We recently featured the Carnegie Europe analysis of what happens when protests die down, including the risk of fizzling out to little long term effect. It is still too soon to predict a sea change toward more integrity in government, but remarkable to see the murder of anti-corruption investigator Daphne Caruana Galizia finally bring some political accountability over two years after her death. It looks like the Prime Minister may step down soon as more murky connections of business and political elites come to light. Hopefully, this will further inspire those who took to the streets to protest corruption in Kyrgyzstan.
Meanwhile neighboring Cyprus is still intentionally swimming in dodgy money as they continue to offer ‘Golden Visas’ despite repeated scandals. On another corruption note, Samsung’s shipbuilding arm has agreed to pay a $75.5m bribery settlement to the US Department of Justice. The firm admits conspiring with others by providing approximately $20 million in commissions to a Brazilian intermediary, knowing that some of the money would be used to bribe officials at Brazil’s state-owned energy company Petrobras and involving payments made through banks in Switzerland and Monaco.
There’s also still plenty of room to more effectively use data to fight corruption according to the OpenDataCharter team. They argue that “in order to achieve systemic change, the incentives that encourage corrupt behavior must be confronted” rather than just ensuring data transparency. (Some tie up to the Learning Agenda being followed for use of data in fighting corruption by TAI member grantees in Nigeria.)
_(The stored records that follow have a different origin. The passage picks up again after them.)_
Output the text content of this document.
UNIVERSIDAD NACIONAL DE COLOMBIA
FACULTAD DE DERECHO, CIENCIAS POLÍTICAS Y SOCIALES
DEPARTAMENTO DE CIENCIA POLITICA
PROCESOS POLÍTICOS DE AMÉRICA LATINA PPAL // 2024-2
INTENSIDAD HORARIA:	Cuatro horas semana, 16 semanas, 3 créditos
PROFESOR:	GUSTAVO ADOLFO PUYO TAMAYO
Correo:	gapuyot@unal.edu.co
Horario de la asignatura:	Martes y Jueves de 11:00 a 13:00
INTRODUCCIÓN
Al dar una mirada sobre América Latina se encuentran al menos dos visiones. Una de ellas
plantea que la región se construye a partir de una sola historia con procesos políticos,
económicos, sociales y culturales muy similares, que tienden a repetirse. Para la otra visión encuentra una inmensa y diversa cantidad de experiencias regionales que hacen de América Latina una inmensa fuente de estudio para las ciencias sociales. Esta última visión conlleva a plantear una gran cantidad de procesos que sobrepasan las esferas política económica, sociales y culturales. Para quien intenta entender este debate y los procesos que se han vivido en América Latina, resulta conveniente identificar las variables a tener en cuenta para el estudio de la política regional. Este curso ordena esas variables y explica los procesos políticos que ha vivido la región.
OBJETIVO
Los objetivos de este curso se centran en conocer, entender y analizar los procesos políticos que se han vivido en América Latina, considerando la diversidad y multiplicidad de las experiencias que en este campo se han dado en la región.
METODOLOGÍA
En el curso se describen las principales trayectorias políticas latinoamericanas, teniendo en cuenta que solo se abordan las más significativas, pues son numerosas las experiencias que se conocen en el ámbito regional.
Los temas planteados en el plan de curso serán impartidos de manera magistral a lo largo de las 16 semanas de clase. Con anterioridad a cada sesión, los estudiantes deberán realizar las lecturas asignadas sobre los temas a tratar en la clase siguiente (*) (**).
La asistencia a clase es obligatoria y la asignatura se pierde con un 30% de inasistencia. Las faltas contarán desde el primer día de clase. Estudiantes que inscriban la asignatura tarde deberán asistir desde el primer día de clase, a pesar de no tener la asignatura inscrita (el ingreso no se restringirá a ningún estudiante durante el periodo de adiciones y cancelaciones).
Returning to protests, we’ve noted all too many instances of internet shutdowns in the Weekly this year. When people mobilize, shutdowns are becoming an increasingly common repression tactic. Lily Hay Newman explains how exactly they work. Often this tactic is combined with more traditional modes of targeting individuals – another case in point this past week as Egypt detained a journalist from one of the last remaining independent news organizations in the country.
Read here to see what is keeping mis and disinformation specialist Craig Silverman up at night. Find some more resources here on MediaWell, a new platform that tracks and distills the latest research on disinformation, online politics, election interference, and emerging collisions between media and democracy.
ESSENTIAL LISTENING
Branko Milanovic speaks with Duncan Green on the future of capitalism, equality and more.